The first is Juba, which next month is slated to become the capital of the independent Republic of South Sudan. While Khartoum holds a strong superiority in air power and armor, the Southern army boasts a much larger infantry. The Nuba battling in Southern Kordofan are a part and parcel of the former rebel army that helped liberate the south, and ties between the two regions are strong.
The Southern Sudanese officer corps is keen to help its colleagues north of the border, sources in Juba say, but there is slim chance that Southern Sudanese President Salva Kiir will risk losing his shot at a peaceful separation on their comrades in the Nuba Mountains. The Nuba can’t expect to see brigades of Southern soldiers marching to their assistance.

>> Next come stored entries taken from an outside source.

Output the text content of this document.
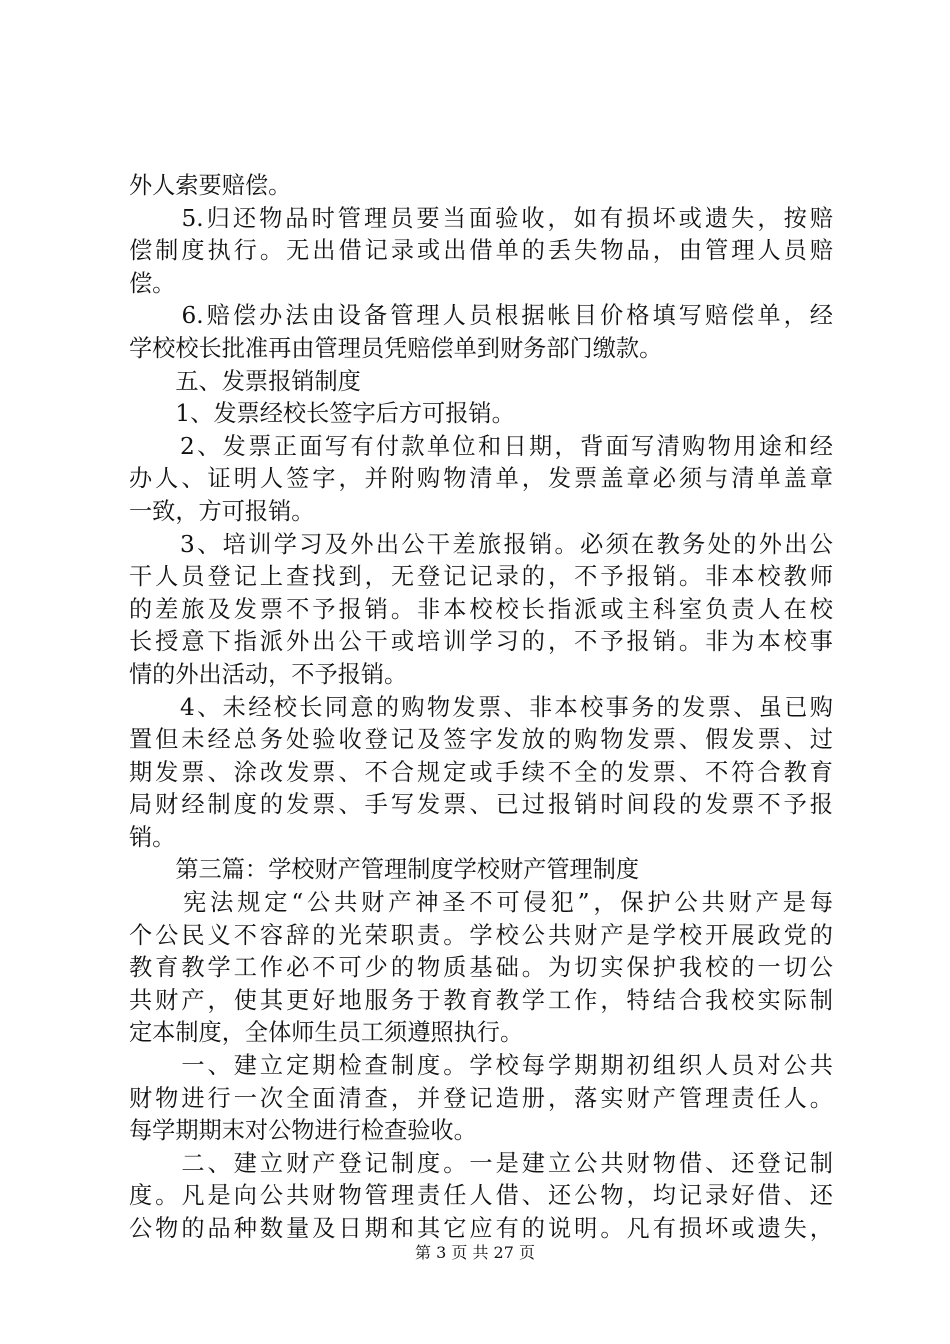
外人索要赔偿。
　　5.归还物品时管理员要当面验收，如有损坏或遗失，按赔
偿制度执行。无出借记录或出借单的丢失物品，由管理人员赔
偿。
　　6.赔偿办法由设备管理人员根据帐目价格填写赔偿单，经
学校校长批准再由管理员凭赔偿单到财务部门缴款。
　　五、发票报销制度
　　1、发票经校长签字后方可报销。
　　2、发票正面写有付款单位和日期，背面写清购物用途和经
办人、证明人签字，并附购物清单，发票盖章必须与清单盖章
一致，方可报销。
　　3、培训学习及外出公干差旅报销。必须在教务处的外出公
干人员登记上查找到，无登记记录的，不予报销。非本校教师
的差旅及发票不予报销。非本校校长指派或主科室负责人在校
长授意下指派外出公干或培训学习的，不予报销。非为本校事
情的外出活动，不予报销。
　　4、未经校长同意的购物发票、非本校事务的发票、虽已购
置但未经总务处验收登记及签字发放的购物发票、假发票、过
期发票、涂改发票、不合规定或手续不全的发票、不符合教育
局财经制度的发票、手写发票、已过报销时间段的发票不予报
销。
　　第三篇：学校财产管理制度学校财产管理制度
　　宪法规定“公共财产神圣不可侵犯”，保护公共财产是每
个公民义不容辞的光荣职责。学校公共财产是学校开展政党的
教育教学工作必不可少的物质基础。为切实保护我校的一切公
共财产，使其更好地服务于教育教学工作，特结合我校实际制
定本制度，全体师生员工须遵照执行。
　　一、建立定期检查制度。学校每学期期初组织人员对公共
财物进行一次全面清查，并登记造册，落实财产管理责任人。
每学期期末对公物进行检查验收。
　　二、建立财产登记制度。一是建立公共财物借、还登记制
度。凡是向公共财物管理责任人借、还公物，均记录好借、还
公物的品种数量及日期和其它应有的说明。凡有损坏或遗失，
第 3 页 共 27 页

Bashir has begun massing his forces on the north-south border as a warning to his Southern rivals. "We told our brothers in the south, do you want peace? Everything we’ve done is for peace," he said this week. "But if you want war, you can see what’s going on in Abyei and in Southern Kordofan, and these are all lessons." (Northern forces overran Abyei, another disputed region, last month, displacing more than 100,000 members of the Dinka tribe. On June 20 Khartoum agreed to withdraw its soldiers from Abyei, which is to be secured by Ethiopian peacekeepers but is now firmly under Khartoum’s control.)
The Nuba’s other chance at victory is even more far-fetched. Their representatives are pleading for an internationally enforced no-fly zone to ground Sudan’s MiG fighters and Antonov bombers. "The UN Security Council must institute a No Fly Zone in Nuba Mountians [sic]/ South Kordfan to stop the aerial bombardment of civilians," one organization, the Sudan Democracy First Group, said in a written statement last week. On Monday, June 20, Sudanese Defense Minister Abdel Rahim Mohamed Hussein warned that the Nuba are trying to create "a second Benghazi" — the rebel capital of Libya — as a precursor to Western-backed regime change in Khartoum.

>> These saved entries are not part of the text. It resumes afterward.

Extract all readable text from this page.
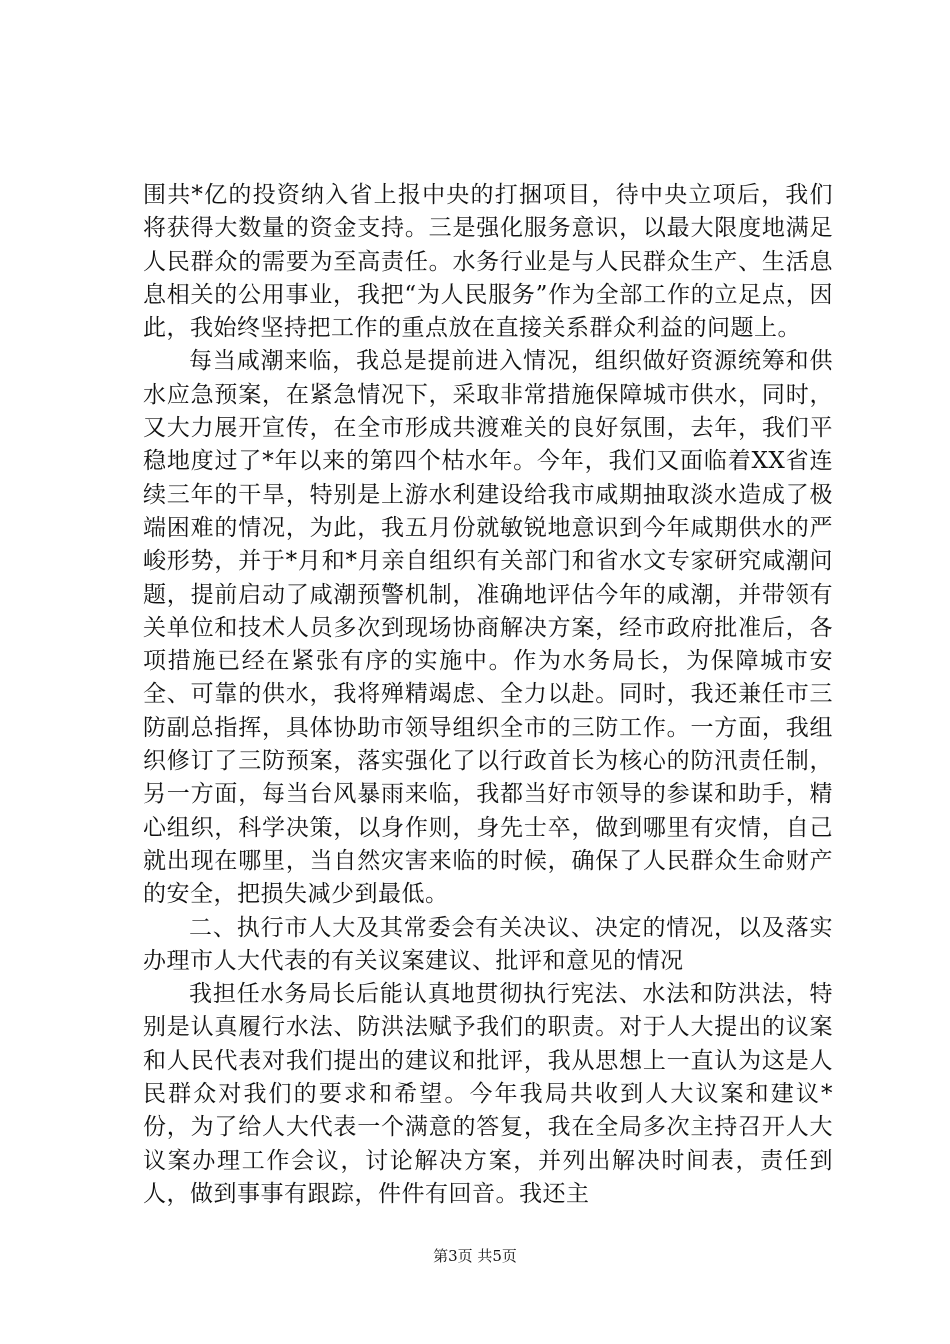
围共*亿的投资纳入省上报中央的打捆项目，待中央立项后，我们将获得大数量的资金支持。三是强化服务意识，以最大限度地满足人民群众的需要为至高责任。水务行业是与人民群众生产、生活息息相关的公用事业，我把“为人民服务”作为全部工作的立足点，因此，我始终坚持把工作的重点放在直接关系群众利益的问题上。

每当咸潮来临，我总是提前进入情况，组织做好资源统筹和供水应急预案，在紧急情况下，采取非常措施保障城市供水，同时，又大力展开宣传，在全市形成共渡难关的良好氛围，去年，我们平稳地度过了*年以来的第四个枯水年。今年，我们又面临着XX省连续三年的干旱，特别是上游水利建设给我市咸期抽取淡水造成了极端困难的情况，为此，我五月份就敏锐地意识到今年咸期供水的严峻形势，并于*月和*月亲自组织有关部门和省水文专家研究咸潮问题，提前启动了咸潮预警机制，准确地评估今年的咸潮，并带领有关单位和技术人员多次到现场协商解决方案，经市政府批准后，各项措施已经在紧张有序的实施中。作为水务局长，为保障城市安全、可靠的供水，我将殚精竭虑、全力以赴。同时，我还兼任市三防副总指挥，具体协助市领导组织全市的三防工作。一方面，我组织修订了三防预案，落实强化了以行政首长为核心的防汛责任制，另一方面，每当台风暴雨来临，我都当好市领导的参谋和助手，精心组织，科学决策，以身作则，身先士卒，做到哪里有灾情，自己就出现在哪里，当自然灾害来临的时候，确保了人民群众生命财产的安全，把损失减少到最低。

二、执行市人大及其常委会有关决议、决定的情况，以及落实办理市人大代表的有关议案建议、批评和意见的情况

我担任水务局长后能认真地贯彻执行宪法、水法和防洪法，特别是认真履行水法、防洪法赋予我们的职责。对于人大提出的议案和人民代表对我们提出的建议和批评，我从思想上一直认为这是人民群众对我们的要求和希望。今年我局共收到人大议案和建议*份，为了给人大代表一个满意的答复，我在全局多次主持召开人大议案办理工作会议，讨论解决方案，并列出解决时间表，责任到人，做到事事有跟踪，件件有回音。我还主

第3页 共5页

Calls for a no-fly zone over Sudan are even more dubious today than they were six years ago, when the current U.S. ambassador to the United Nations, Susan Rice, was advocating one to stop ethnic cleansing in Darfur.
Back then, the United States was embroiled in two conflicts in Muslim lands. Today, with the ongoing NATO campaign in Libya, it’s three. Outgoing Defense Secretary Robert Gates recently expressed what many less powerful taxpayers have felt for years: Americans are tired of wars of choice.
So the Nuba, and other northerners fearful of Khartoum’s ethnocentric agenda, are on their own. Even as Southern Sudanese escape to an uncertain future in their own sovereign state, the north can still free itself from the blood-stained ruling clique in Khartoum. The route probably won’t be Gandhian. Recent peaceful protests in Khartoum, inspired by successful people-power revolts in Egypt and Tunisia, have all been crushed.
As it was for the people of Southern Sudan, the people of Southern Kordofan may conclusively decide that violence is their only path to freedom. In the face of rigged elections, ethnic cleansing, and torture, armed rebel groups in Darfur could join forces with the Nuba, with partisans in Blue Nile state, and with disaffected Beja tribesmen of eastern Sudan in an armed movement to topple Bashir.
It’s a dismal scenario, after more than 2 million dead in the last civil war and hundreds of thousands of others killed in Darfur. Whatever the means, however, northern Sudanese are going to have to free themselves. No one else is riding to the rescue.